A Franchise Revived: 'Halloween' Movie Review

Image courtesy of Universal Pictures

Review: Resurrecting beloved horror franchises is no easy task. We've seen plenty different attempts disappoint audiences everywhere, from 2009's Friday the 13th to 2010's A Nightmare on Elm Street. They felt hollow and artificial. Thankfully, on this particular occasion, there's much more positive sentiments to report. 

David Gordon Green's Halloween (coming to us from Blumhouse and Universal Pictures) is the inverse situation to its reboot/sequel peers. The film, which takes place 40 years after the original 1978 classic, presents to us a story that's a sequel, a fresh take, and a commentary on the franchise's place in pop culture all rolled together. From moment one you can tell this was written and made with love and appreciation for the 40-year-old work of John Carpenter. This is a film that's keenly aware of what Michael Myers should be. It feels extremely nostalgic for the unexplainable horrors of old, in the best way. This is back to basics. Unstoppable, unwavering basics. 

Every character in this film is affected by the lingering horrors of Michael Myers in their own way. From the overall direction to the performances, his presence is felt throughout the entire film, even when he's not on screen. And when it comes to Laurie Strode in particular, Jamie Lee Curtis is at her all time best. She leads the cast with a quiet fury, and such believable pain behind every line of dialogue. It feels like a tribute to not only the character's legacy, but every "final girl" in the horror/thriller genre. This is still a slasher (in both traditionally tense and shockingly gruesome ways), but it's also a war film. It's about settling a score, and all of that works super well. This film starts incredibly strong and ends in equal fashion, always knowing when to scare with restraint, and when to show the goods. 

The film isn't without its flaws, of course. For starters, it's way too funny for what it is. The issue is never that the jokes don't work (they're actually quite funny), more so that they feel very out of place. I found myself wondering why we had to stop for certain moments. Also, while the opening act and the third act are extremely strong as I said, the second act is very clunky and uneven. I found myself questioning some of the more meta choices and focus on secondary characters, but David Gordon Green always managed to pull me back in. When we did get the one SUPER meta moment later in the film, it deservedly sparked applause in the theater. I can see the final moments being divisive, but I feel that comes with the territory of sequel this far out from the original. 

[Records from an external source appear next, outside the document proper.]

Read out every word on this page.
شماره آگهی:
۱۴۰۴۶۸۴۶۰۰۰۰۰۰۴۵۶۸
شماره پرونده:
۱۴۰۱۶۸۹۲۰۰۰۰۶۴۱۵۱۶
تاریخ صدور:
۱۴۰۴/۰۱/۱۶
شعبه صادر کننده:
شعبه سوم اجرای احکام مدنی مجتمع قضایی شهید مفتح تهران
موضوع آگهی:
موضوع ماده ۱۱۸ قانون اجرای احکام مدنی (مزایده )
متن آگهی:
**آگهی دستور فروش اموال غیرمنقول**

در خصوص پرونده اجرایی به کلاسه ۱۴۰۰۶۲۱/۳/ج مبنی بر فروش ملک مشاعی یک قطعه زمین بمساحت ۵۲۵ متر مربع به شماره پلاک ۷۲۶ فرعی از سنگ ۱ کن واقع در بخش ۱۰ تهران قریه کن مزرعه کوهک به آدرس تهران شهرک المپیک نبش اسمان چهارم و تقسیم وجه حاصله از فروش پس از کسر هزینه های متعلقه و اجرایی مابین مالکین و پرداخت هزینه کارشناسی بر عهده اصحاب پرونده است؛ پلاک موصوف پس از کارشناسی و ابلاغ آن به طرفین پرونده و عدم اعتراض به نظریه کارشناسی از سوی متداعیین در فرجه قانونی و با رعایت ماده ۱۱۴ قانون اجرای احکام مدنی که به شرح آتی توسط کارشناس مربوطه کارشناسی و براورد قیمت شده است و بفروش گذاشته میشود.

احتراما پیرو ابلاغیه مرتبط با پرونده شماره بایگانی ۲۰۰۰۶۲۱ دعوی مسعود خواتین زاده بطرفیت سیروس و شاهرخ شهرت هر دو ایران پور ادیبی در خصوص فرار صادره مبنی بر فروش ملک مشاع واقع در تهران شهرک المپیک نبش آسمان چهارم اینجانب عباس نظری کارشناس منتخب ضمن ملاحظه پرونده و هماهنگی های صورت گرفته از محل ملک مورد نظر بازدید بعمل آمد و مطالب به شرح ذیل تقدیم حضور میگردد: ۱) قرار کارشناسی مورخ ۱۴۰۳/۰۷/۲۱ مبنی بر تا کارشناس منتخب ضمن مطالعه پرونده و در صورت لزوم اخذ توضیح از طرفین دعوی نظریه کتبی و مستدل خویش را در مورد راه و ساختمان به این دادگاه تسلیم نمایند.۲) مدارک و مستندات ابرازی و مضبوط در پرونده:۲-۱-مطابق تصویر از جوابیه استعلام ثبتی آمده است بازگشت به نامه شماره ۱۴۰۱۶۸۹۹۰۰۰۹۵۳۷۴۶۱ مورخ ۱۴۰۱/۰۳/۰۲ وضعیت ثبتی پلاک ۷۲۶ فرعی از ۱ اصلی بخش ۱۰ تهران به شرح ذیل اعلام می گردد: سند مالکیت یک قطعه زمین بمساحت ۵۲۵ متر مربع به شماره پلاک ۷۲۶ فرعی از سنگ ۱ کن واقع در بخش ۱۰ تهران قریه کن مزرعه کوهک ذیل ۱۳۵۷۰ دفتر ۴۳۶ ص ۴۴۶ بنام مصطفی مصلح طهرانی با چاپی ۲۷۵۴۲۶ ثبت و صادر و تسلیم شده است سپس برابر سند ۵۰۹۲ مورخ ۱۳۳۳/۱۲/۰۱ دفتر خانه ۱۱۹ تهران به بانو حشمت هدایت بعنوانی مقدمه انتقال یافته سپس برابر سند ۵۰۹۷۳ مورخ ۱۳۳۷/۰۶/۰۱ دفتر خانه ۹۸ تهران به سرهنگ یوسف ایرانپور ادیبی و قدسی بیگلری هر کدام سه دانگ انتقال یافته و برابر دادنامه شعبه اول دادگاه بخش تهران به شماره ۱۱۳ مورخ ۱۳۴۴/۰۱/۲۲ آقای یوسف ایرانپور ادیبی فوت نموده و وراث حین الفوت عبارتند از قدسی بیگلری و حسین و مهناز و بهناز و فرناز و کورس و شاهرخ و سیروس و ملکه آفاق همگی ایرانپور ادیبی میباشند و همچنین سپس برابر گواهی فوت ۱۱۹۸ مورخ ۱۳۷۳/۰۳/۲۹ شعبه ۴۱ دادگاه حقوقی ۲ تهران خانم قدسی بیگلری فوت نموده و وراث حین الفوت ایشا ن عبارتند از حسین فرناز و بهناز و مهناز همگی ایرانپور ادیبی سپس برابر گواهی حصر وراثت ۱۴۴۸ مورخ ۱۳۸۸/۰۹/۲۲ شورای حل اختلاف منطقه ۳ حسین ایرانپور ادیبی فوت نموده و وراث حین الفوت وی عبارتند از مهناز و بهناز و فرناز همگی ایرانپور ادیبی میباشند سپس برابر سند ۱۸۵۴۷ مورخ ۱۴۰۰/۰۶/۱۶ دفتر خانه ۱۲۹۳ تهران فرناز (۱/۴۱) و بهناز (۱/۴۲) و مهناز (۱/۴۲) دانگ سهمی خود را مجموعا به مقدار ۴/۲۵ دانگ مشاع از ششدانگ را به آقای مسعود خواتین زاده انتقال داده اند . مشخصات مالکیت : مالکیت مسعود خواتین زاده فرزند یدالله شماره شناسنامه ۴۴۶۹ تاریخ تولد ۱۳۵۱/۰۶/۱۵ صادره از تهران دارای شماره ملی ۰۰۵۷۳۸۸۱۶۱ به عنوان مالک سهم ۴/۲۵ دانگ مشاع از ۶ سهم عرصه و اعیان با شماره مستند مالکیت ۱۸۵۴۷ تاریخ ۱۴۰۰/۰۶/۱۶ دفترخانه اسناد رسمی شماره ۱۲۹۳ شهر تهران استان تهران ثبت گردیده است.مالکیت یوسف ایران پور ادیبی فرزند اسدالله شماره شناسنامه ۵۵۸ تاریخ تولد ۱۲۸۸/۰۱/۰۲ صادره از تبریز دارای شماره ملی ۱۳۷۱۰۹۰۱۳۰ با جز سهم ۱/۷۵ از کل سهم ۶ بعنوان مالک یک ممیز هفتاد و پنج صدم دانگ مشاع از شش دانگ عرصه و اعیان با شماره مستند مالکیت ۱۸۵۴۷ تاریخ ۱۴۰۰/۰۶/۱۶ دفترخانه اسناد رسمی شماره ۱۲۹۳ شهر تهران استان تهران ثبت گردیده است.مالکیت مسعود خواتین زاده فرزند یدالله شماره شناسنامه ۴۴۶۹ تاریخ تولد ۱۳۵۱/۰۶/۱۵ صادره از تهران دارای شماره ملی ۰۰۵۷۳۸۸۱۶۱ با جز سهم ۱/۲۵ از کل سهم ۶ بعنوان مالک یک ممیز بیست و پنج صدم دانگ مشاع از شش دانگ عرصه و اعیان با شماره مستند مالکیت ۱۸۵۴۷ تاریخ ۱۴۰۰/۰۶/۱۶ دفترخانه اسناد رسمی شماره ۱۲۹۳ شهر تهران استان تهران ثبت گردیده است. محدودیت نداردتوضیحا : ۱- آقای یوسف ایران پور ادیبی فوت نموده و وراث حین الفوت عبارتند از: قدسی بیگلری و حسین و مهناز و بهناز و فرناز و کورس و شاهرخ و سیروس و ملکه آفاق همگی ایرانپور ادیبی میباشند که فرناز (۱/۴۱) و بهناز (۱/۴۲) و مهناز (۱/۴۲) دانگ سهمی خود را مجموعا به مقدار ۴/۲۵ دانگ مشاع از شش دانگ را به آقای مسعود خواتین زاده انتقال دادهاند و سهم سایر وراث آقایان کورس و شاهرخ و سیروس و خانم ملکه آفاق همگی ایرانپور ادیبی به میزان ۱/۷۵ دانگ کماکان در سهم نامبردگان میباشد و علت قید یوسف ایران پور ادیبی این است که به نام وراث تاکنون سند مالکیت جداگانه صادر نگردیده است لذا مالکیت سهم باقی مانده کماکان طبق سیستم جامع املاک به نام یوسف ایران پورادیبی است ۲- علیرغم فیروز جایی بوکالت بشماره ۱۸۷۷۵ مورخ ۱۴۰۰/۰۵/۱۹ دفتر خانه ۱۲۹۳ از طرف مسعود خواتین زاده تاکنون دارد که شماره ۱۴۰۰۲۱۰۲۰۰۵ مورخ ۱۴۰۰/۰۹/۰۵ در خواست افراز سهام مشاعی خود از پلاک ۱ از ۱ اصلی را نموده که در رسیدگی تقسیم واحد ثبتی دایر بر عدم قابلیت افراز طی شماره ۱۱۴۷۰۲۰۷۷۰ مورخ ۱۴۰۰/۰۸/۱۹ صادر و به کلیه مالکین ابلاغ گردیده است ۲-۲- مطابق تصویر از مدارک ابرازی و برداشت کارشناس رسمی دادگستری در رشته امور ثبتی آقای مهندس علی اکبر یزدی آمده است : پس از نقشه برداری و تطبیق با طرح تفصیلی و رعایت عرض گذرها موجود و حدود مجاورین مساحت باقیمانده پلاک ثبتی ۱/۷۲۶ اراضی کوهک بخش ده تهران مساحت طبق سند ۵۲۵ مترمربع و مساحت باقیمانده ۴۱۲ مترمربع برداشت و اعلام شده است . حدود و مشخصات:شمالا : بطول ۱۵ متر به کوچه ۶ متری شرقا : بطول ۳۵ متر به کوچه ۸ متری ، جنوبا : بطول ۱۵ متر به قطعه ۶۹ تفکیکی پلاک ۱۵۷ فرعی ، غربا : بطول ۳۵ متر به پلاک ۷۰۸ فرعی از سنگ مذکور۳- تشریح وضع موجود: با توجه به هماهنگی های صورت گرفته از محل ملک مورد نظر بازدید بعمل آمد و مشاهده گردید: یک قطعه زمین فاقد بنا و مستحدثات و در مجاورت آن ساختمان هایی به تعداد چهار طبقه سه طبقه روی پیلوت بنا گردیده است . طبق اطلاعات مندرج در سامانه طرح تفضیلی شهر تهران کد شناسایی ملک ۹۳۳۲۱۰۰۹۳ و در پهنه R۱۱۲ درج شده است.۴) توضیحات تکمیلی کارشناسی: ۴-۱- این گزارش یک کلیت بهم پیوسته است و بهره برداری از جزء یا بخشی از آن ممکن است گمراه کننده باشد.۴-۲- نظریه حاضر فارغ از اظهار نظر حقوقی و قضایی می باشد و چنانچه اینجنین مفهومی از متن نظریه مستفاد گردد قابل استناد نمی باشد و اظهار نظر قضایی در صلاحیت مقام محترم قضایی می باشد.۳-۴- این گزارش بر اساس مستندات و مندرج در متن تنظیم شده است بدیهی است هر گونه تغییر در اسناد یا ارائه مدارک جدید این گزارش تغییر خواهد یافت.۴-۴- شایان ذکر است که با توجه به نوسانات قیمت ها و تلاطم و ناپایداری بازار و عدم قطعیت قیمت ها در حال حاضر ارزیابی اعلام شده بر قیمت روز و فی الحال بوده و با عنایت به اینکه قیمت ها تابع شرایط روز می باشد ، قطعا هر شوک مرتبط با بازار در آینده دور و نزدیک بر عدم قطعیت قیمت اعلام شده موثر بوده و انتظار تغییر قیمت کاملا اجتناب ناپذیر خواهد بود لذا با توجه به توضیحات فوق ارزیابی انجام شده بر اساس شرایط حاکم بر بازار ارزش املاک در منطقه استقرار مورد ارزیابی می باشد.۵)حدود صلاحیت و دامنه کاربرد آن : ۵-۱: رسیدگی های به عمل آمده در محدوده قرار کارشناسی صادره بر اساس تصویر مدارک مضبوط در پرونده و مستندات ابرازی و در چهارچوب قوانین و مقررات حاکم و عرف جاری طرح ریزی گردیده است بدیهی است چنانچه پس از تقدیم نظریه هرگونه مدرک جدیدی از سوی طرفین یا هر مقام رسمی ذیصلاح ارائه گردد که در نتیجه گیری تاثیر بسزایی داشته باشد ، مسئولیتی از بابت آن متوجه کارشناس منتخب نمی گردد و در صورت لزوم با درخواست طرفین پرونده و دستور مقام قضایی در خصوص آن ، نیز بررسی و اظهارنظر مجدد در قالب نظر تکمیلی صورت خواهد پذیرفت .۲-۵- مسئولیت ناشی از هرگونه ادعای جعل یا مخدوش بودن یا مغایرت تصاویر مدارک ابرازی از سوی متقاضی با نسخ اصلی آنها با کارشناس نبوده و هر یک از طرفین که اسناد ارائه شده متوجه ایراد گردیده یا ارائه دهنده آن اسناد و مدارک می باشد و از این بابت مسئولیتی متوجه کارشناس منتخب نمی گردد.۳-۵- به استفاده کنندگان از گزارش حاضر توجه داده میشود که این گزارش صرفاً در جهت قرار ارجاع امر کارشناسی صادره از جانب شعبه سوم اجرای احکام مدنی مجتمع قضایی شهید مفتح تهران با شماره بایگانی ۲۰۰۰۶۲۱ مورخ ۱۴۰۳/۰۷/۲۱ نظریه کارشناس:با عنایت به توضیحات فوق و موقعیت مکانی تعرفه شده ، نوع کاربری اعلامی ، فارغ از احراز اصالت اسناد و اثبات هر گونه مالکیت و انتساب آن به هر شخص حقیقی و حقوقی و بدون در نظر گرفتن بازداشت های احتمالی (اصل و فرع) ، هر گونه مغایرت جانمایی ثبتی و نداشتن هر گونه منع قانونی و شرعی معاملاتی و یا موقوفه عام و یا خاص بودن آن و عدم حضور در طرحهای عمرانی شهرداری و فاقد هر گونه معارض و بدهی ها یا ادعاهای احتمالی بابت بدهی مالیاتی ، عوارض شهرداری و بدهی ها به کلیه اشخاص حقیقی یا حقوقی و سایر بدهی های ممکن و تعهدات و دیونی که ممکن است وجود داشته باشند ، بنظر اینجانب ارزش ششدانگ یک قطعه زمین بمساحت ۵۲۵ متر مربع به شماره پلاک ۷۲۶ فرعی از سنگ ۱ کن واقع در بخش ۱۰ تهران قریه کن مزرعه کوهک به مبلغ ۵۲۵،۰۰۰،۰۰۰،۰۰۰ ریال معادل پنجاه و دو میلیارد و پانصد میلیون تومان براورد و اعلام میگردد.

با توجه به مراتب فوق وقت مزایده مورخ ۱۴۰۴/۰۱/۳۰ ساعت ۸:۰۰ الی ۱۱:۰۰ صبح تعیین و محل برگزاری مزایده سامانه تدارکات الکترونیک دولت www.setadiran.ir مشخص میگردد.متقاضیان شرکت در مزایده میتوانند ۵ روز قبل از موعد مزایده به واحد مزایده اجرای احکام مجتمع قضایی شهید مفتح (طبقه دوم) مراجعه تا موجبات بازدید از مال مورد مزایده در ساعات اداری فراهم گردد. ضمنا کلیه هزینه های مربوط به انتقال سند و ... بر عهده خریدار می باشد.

Halloween is a film that's gotten better as I've thought about it. It deserves to stand with the original, easily beating out any of the now not-canon sequels in my opinion. It's made with such reverence for a different era in horror that it manages to overcome some of its more glaring modern sensibilities for an experience that feels very classic. The franchise, like its hero and villain, has been successfully revived.  I definitely predict that this will make its way into the seasonal rotation for many film fans.